I’m certain that both children will learn their fractions, at least enough to triple a cupcake recipe someday, and I’m endlessly grateful that they’re developing a vocabulary of feelings now.

If they can articulate emotions of jealousy and nervousness, they can observe how acknowledging and allowing these emotions is the balm that helps them naturally transform.

On my own hunting trip last week, I watched a parade of feelings tromp through my mind in this order: enthusiasm, nervousness, absorption, excitement, confusion, disappointment, fatigue, frustration, ambivalence, engagement, awe, pride, gratitude. This was all within one morning.

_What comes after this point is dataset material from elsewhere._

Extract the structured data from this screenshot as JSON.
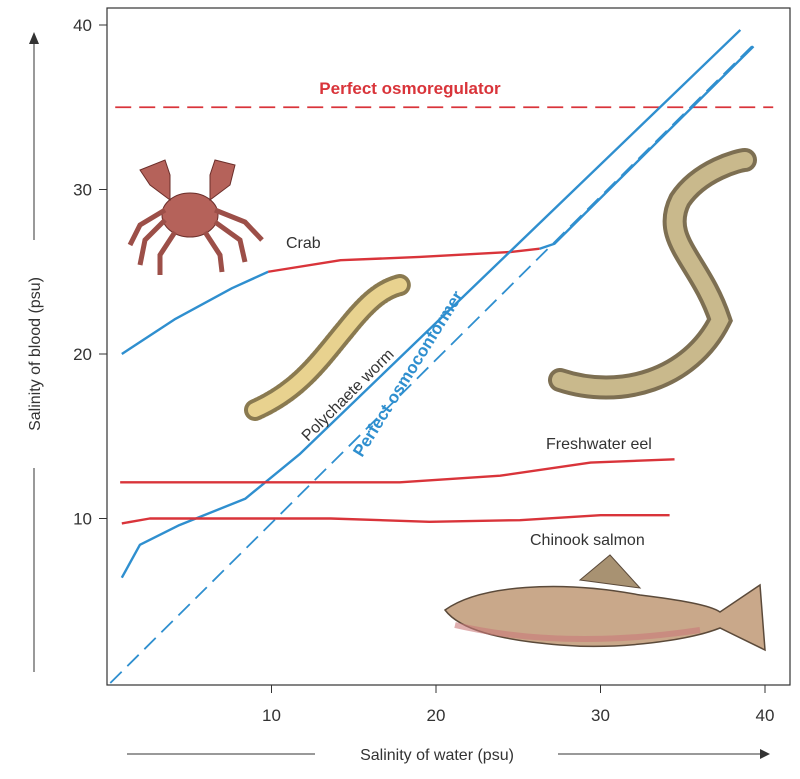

I thought of the Rumi poem “Guest House,” in which the poet advises us that:

“This being human is a guest house.

Every morning a new arrival.

A joy, a depression, a meanness, some momentary awareness comes

As an unexpected visitor. Welcome and entertain them all!

Even if they’re a crowd of sorrows, who violently sweep your house empty of its furniture, still treat each guest honorably.

He may be clearing you out for some new delight.”

Yesterday, Col spent the afternoon zooming a balsa wood airplane around the house. I smiled watching him, knowing that as the law of entropy states, nothing is ever lost, just transformed.